Horizontal drilling techniques perfected near the end of the last century have led to the explosion of oil and gas production in the US. It allows companies to drill several horizontal boreholes from one central well, “like tributaries off a river” according to The Guardian. The technique maximizes the amount of oil and gas that can be recovered from a single well. Fracking can also be used to unlock more oil and gas from old wells that have declined in production.

Oil Euphoria In Houston

The oil patch kids congregating in Houston are over the moon with joy at the news that the US will now be the tail that wags the fossil fuel dog, at least in the short term. China reportedly has many times the reserves the US has, but has declined to exploit them as of yet because of the unmitigated damage to the environment extracting and burning them would cause. The US, on the other hand, doesn’t care a flying fig about the environment. There are profits to be made and nothing can be allowed to interfere with that.

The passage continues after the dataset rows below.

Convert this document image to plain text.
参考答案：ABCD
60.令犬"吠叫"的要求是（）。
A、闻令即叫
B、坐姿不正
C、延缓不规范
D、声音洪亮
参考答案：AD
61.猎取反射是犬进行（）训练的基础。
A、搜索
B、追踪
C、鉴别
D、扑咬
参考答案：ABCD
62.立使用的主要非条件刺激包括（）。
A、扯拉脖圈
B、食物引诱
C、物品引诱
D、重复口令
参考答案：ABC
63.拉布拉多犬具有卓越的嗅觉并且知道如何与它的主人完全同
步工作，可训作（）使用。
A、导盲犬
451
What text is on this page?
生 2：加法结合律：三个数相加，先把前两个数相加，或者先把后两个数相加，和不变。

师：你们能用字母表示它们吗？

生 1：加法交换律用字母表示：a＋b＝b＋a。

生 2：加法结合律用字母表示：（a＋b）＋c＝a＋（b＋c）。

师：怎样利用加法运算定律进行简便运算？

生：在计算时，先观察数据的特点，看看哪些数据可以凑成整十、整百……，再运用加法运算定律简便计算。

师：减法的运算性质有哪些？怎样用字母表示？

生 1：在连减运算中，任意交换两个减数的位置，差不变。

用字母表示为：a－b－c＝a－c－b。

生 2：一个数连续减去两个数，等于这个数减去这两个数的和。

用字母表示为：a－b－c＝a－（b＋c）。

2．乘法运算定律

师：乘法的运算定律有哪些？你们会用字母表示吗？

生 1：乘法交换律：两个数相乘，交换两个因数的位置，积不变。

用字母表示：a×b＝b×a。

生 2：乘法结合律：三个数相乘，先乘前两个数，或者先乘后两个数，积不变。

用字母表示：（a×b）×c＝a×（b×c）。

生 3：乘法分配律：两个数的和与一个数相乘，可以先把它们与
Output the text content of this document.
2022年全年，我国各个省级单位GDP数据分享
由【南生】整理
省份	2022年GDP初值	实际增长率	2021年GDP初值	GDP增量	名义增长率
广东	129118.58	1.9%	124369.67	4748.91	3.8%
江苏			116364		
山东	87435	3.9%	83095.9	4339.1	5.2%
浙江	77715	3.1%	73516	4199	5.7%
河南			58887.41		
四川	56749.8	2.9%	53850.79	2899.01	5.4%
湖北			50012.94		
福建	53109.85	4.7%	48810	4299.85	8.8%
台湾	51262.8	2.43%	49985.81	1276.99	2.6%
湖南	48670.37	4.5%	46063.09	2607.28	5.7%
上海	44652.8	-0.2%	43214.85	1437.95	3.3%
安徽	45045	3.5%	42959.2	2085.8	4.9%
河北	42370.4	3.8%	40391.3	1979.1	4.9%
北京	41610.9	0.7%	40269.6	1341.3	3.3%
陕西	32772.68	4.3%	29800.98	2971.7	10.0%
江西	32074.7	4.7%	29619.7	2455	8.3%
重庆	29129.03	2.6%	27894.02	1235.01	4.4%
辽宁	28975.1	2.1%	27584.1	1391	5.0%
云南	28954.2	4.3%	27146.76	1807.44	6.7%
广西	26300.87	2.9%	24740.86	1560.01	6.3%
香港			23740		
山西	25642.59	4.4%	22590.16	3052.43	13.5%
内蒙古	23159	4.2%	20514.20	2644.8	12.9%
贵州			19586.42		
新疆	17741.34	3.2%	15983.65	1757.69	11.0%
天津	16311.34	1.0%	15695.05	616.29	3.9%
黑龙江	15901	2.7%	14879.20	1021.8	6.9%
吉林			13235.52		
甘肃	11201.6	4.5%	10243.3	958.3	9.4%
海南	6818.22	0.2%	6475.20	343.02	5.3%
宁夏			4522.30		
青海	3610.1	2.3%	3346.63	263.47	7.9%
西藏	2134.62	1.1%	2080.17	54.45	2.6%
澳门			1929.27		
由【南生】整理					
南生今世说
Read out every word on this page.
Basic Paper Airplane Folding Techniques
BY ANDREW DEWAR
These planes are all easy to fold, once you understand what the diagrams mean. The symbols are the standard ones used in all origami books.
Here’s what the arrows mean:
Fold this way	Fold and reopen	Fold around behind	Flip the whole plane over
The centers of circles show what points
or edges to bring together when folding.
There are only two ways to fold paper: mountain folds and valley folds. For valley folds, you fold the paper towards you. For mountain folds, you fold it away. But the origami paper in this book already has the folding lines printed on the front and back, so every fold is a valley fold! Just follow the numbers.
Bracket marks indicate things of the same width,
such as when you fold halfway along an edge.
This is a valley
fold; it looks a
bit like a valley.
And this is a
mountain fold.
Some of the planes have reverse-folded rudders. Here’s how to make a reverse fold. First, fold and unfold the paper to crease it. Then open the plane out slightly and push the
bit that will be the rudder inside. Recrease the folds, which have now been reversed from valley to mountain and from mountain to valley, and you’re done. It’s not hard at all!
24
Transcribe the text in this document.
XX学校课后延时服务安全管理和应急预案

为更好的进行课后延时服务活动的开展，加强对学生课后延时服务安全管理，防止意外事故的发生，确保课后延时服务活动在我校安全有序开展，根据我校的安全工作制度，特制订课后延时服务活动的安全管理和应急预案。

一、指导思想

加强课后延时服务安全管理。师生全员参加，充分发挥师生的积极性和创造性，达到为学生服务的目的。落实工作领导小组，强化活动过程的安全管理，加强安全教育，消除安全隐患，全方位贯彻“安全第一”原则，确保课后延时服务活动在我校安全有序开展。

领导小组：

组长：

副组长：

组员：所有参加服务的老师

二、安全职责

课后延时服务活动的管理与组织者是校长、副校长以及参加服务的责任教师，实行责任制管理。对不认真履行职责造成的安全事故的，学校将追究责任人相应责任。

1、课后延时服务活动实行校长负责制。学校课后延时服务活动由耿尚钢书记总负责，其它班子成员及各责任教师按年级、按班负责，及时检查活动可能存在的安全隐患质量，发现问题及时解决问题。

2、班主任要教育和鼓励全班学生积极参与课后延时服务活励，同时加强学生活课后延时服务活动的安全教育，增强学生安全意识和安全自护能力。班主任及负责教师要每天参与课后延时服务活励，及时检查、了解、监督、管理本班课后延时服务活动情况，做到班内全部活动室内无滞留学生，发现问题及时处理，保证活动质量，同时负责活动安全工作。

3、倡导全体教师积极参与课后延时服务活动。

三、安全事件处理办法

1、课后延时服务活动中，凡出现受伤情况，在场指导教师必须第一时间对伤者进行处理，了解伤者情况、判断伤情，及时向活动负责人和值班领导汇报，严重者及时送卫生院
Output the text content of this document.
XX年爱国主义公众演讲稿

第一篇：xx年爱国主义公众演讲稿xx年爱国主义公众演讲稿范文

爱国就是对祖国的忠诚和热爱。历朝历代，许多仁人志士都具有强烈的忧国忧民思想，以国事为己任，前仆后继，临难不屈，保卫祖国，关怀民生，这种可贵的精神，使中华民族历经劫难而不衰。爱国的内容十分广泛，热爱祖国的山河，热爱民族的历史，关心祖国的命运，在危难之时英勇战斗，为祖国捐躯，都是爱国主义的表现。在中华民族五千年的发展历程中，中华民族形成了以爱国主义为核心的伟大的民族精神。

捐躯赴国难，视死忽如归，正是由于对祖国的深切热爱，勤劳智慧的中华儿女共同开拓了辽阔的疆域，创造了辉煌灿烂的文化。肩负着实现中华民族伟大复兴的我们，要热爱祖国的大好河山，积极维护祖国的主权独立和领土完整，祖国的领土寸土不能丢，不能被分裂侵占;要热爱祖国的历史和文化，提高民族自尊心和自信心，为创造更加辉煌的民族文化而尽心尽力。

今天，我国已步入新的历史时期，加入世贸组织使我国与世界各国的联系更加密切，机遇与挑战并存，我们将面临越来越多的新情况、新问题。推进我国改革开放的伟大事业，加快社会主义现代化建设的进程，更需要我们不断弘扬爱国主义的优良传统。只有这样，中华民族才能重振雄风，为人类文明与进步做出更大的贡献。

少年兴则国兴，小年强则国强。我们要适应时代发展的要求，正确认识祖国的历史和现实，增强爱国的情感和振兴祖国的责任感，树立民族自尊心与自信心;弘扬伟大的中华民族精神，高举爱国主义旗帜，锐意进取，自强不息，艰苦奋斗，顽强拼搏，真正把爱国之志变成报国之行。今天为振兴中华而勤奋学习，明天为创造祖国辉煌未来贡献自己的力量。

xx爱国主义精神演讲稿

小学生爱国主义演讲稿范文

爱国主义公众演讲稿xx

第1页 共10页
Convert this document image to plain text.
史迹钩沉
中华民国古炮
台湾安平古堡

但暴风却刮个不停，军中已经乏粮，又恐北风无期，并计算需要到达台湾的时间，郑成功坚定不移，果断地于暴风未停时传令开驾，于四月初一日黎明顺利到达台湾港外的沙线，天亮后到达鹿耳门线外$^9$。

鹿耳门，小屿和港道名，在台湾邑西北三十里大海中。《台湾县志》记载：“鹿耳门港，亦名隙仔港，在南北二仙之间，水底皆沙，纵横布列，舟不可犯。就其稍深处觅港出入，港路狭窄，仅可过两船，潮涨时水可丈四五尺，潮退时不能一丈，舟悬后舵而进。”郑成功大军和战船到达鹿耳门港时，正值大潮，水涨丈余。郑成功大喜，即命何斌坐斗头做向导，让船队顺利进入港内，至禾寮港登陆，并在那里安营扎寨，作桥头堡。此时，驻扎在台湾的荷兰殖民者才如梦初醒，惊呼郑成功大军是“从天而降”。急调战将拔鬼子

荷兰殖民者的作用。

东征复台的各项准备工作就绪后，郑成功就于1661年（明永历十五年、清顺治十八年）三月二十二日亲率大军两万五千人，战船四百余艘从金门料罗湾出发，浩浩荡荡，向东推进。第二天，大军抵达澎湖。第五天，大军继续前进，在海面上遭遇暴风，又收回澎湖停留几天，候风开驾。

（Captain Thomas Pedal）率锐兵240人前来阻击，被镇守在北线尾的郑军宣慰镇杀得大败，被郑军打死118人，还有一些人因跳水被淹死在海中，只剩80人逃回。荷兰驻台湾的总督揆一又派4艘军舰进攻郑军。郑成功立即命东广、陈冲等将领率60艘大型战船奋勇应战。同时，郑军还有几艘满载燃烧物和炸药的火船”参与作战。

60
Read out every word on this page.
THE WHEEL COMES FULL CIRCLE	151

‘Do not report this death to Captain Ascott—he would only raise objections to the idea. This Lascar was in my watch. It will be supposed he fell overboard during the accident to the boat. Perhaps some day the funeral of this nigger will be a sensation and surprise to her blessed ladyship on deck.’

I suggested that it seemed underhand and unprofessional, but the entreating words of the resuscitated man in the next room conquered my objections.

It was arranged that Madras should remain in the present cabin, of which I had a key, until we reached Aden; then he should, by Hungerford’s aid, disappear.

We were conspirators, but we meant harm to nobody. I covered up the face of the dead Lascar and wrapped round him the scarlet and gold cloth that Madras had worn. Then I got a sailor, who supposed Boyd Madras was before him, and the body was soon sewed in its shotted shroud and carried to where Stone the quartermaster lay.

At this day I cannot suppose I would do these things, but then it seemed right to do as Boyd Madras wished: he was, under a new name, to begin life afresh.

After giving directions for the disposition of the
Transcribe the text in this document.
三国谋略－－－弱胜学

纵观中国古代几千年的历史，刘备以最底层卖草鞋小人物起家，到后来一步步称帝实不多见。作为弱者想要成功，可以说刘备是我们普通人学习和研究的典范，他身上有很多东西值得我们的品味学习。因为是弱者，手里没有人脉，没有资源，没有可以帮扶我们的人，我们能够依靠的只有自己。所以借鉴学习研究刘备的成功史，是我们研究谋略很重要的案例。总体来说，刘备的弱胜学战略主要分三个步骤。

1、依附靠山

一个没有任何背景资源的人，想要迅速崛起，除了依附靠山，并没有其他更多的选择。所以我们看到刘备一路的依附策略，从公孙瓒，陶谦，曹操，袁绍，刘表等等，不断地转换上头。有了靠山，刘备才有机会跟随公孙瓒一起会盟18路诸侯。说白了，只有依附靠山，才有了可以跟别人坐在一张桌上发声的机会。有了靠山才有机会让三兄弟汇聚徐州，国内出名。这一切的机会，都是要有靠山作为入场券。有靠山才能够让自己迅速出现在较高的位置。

In fact, US fossil fuel companies have been euphoric at the support for their nefarious plans they have received from the Trump maladministration. Interior Secretary Ryan Zinke has been instrumental in formulating plans to remove the protected status of many federal lands, including the Bears Ears and Grand Staircase-Escalante national monuments. Think Progress reports the New York Times has uncovered several e-mails between Zinke and fossil fuel companies promising to strip protection of those lands so the oil, gas, and coal reserves buried beneath them can be exploited.

The braying jackass in the White House is ecstatic, making himself out to be the savior of the American oil and gas industry. The IEA puts the kibosh on those claims by pointing out rising demand and higher prices for oil and gas are largely responsible for the current state of affairs. But facts have never been an impediment to the megalomaniac in chief before and won’t be this time either.

Energy Is Power

Remember those geo-political consequences alluded to earlier? Plentiful supplies of natural gas are helping several European countries thumb their noses at Russia, which used to be their primary source of gas for heating in the winter. “The U.S. supply of oil and natural gas has contributed to political upheaval in the Middle East, creating new competition for oil exports, and in Russia, a leading supplier of natural gas to Europe,” says Time. Melting in the Arctic may lead to warfare between several nations as they rush to exploit the oil and gas reserves beneath the sea ice and ice cap.

The tragedy of all this is that the US is poised to plunge headlong into being the principal source of new carbon dioxide emissions in coming years. What a legacy for a country that claims it wants to become great again but will be the primary cause of tipping the global environment over into irreversible calamity. Republicans will be able to take pleasure in the fact that they placed profits and political power ahead of the lives of their children and grandchildren. That’s a political legacy anyone who has no acquaintance with the concept of ethics can really be proud of.